Conversations Build Relationships; Relationships Build Your Team

It all starts with a conversation. Affiliate marketing is about building relationships and opportunities. The best way to do that is with conversations, but it has to be the right kind of conversation. Stumbling over words and making an uneducated sales pitch isn’t going to get anyone interested in their own domain. Mastering the art of a powerful conversation while sharing information about your opportunity will surely help you to succeed. We share a few tips to help you have the right conversations.

Educate Yourself

A dialogue between you and a prospective team member will include questions on their part and you need to answer them. If you find you don’t have all the answers, brush up on some of your GDI knowledge. A great way to do this is to reach out to you upline with your questions. If you don’t have time for that log in to your Members Area and check out the FAQs and the Tutorial Videos there. Lastly, this blog is a great resource. Take advantage of the search box at the upper right to find posts on specific topics.

Practice

If you had a big speech or a presentation on your calendar, you would practice, right? These relationship building conversations are just as important. Think of what you would like to cover in your conversation and reach out to your upline to have a few practice conversations. You can even reach out to a friend who doesn’t know much about GDI to help you be prepared for what kind of questions may be asked of you.

Have the Right Conversations

Lastly, for these conversations to work, they need to be natural. That may seem impossible when you have a specific motive, but try to find ways to connect with those you are talking to. Use personal stories to nail down a point or talk about specific GDI offerings like .WS email and how they’ve made your life easier. Remember, you’re just talking to another person like yourself with goals and dreams, try to relate to them as much as possible while sharing your opportunity.

Representing GDI the Right Way

GDI gives those interested a chance to become an affiliate and as such represent the company.
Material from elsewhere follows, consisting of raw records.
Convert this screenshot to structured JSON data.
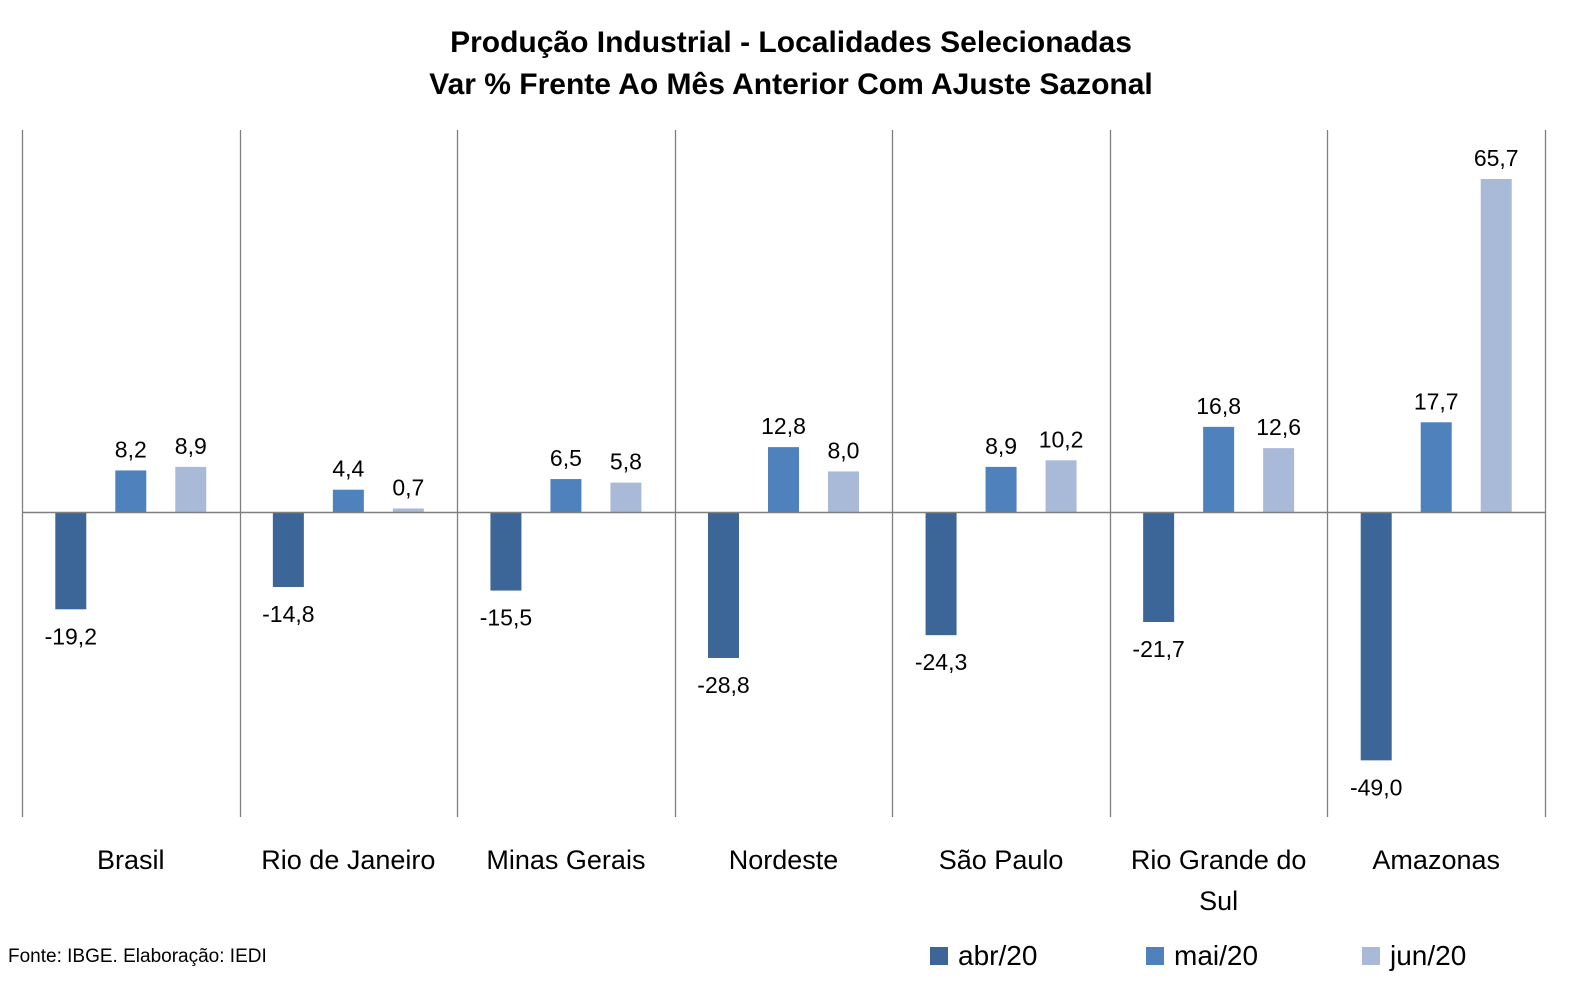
{
  "chart_data": {
    "type": "bar",
    "title": "Produção Industrial - Localidades Selecionadas",
    "subtitle": "Var % Frente Ao Mês Anterior Com AJuste Sazonal",
    "categories": [
      [
        "Brasil"
      ],
      [
        "Rio de Janeiro"
      ],
      [
        "Minas Gerais"
      ],
      [
        "Nordeste"
      ],
      [
        "São Paulo"
      ],
      [
        "Rio Grande do",
        "Sul"
      ],
      [
        "Amazonas"
      ]
    ],
    "series": [
      {
        "name": "abr/20",
        "color": "#3d6698",
        "values": [
          -19.2,
          -14.8,
          -15.5,
          -28.8,
          -24.3,
          -21.7,
          -49.0
        ],
        "labels": [
          "-19,2",
          "-14,8",
          "-15,5",
          "-28,8",
          "-24,3",
          "-21,7",
          "-49,0"
        ]
      },
      {
        "name": "mai/20",
        "color": "#4f81bd",
        "values": [
          8.2,
          4.4,
          6.5,
          12.8,
          8.9,
          16.8,
          17.7
        ],
        "labels": [
          "8,2",
          "4,4",
          "6,5",
          "12,8",
          "8,9",
          "16,8",
          "17,7"
        ]
      },
      {
        "name": "jun/20",
        "color": "#a8bad8",
        "values": [
          8.9,
          0.7,
          5.8,
          8.0,
          10.2,
          12.6,
          65.7
        ],
        "labels": [
          "8,9",
          "0,7",
          "5,8",
          "8,0",
          "10,2",
          "12,6",
          "65,7"
        ]
      }
    ],
    "ylim": [
      -60,
      75
    ],
    "grid": false,
    "legend_position": "bottom-right",
    "source": "Fonte: IBGE. Elaboração: IEDI"
  }
}
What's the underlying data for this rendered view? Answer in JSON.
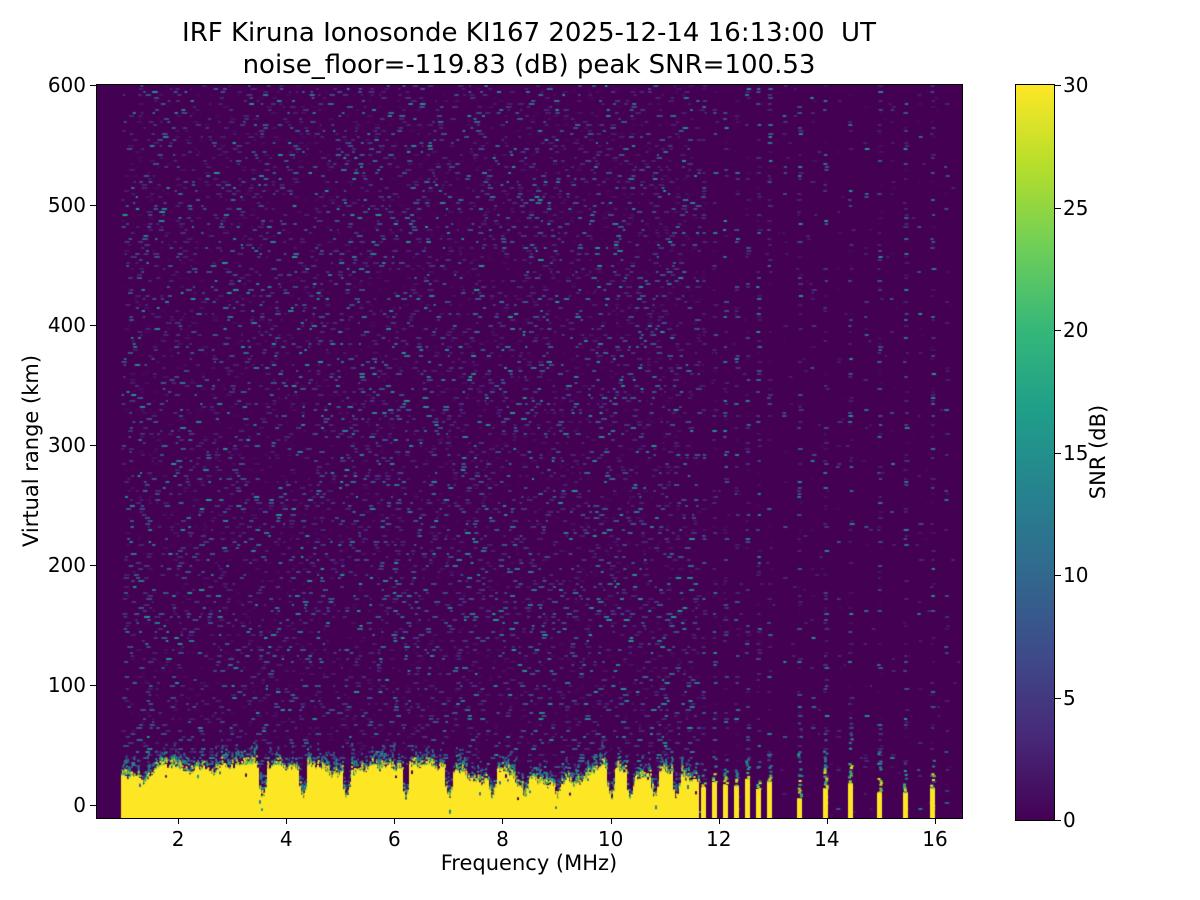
{
  "chart_data": {
    "type": "heatmap",
    "title": "IRF Kiruna Ionosonde KI167 2025-12-14 16:13:00  UT",
    "subtitle": "noise_floor=-119.83 (dB) peak SNR=100.53",
    "xlabel": "Frequency (MHz)",
    "ylabel": "Virtual range (km)",
    "colorbar_label": "SNR (dB)",
    "colormap": "viridis",
    "xlim": [
      0.5,
      16.5
    ],
    "ylim": [
      -11,
      600
    ],
    "clim": [
      0,
      30
    ],
    "x_ticks": [
      2,
      4,
      6,
      8,
      10,
      12,
      14,
      16
    ],
    "y_ticks": [
      0,
      100,
      200,
      300,
      400,
      500,
      600
    ],
    "colorbar_ticks": [
      0,
      5,
      10,
      15,
      20,
      25,
      30
    ],
    "noise_floor_db": -119.83,
    "peak_snr_db": 100.53,
    "viridis_stops": [
      "#440154",
      "#482878",
      "#3e4a89",
      "#31688e",
      "#26828e",
      "#1f9e89",
      "#35b779",
      "#6ece58",
      "#b5de2b",
      "#fde725"
    ],
    "heatmap": {
      "background": "#440154",
      "yellow": "#fde725",
      "data_start_mhz": 0.95,
      "solid_band_mhz": [
        0.95,
        11.62
      ],
      "ground_echo_top_km_range": [
        14,
        34
      ],
      "band_notch_freqs_mhz": [
        3.55,
        4.3,
        5.1,
        6.2,
        7.0,
        7.8,
        8.4,
        9.0,
        10.0,
        10.35,
        10.8,
        11.2
      ],
      "comb_start_mhz": 11.71,
      "comb_step_mhz": 0.204,
      "comb_count": 7,
      "isolated_column_freqs_mhz": [
        13.48,
        13.97,
        14.43,
        14.96,
        15.45,
        15.94
      ],
      "faint_column_freqs_mhz": [
        13.2,
        13.72,
        14.2,
        14.7,
        15.2,
        15.7,
        16.2
      ],
      "palette_faint": [
        "#46085c",
        "#471063",
        "#481b6d",
        "#482475"
      ],
      "palette_mid": [
        "#46327e",
        "#3f4889",
        "#3a538b"
      ],
      "palette_bright": [
        "#31688e",
        "#2b748e",
        "#26828e",
        "#21918c"
      ],
      "fringe_green": [
        "#fde725",
        "#d8e219",
        "#aadc32",
        "#6ece58",
        "#35b779"
      ],
      "fringe_teal": [
        "#1f9e89",
        "#26828e",
        "#2a768e"
      ],
      "fringe_blue": [
        "#31688e",
        "#3b528b",
        "#414287"
      ]
    }
  }
}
Because of this, it’s important to respect GDI for the sake of yourself, the company, and your fellow affiliates. You are in the unique position of being a representative for a company and how you represent it is important. Making false claims and lying about your business can land you in hot water in many ways but also damage the reputation of GDI and hurt your fellow affiliates. Read our examples below and work to represent yourself and GDI in the best way.

You don’t have to share all your secrets

…but that doesn’t mean you have to be so vague people don’t know what they are signing up for. You can develop a great system that you want to keep for your personal GDI team, but you don’t have to be so quiet about it that people don’t know what they’re in for. Share what GDI is and some of how you have been successful. Don’t give away all of your trade secrets, but do be honest.

Share the promise of income for life

…but don’t make promises for huge sums of money that you can’t follow up on. With affiliate programs, you get back what you put into it and this will be different for each affiliate. Do not overextend yourself and advertise to potential downline members an amount of money you can’t promise. Be real with what you’ve worked for and what others might expect.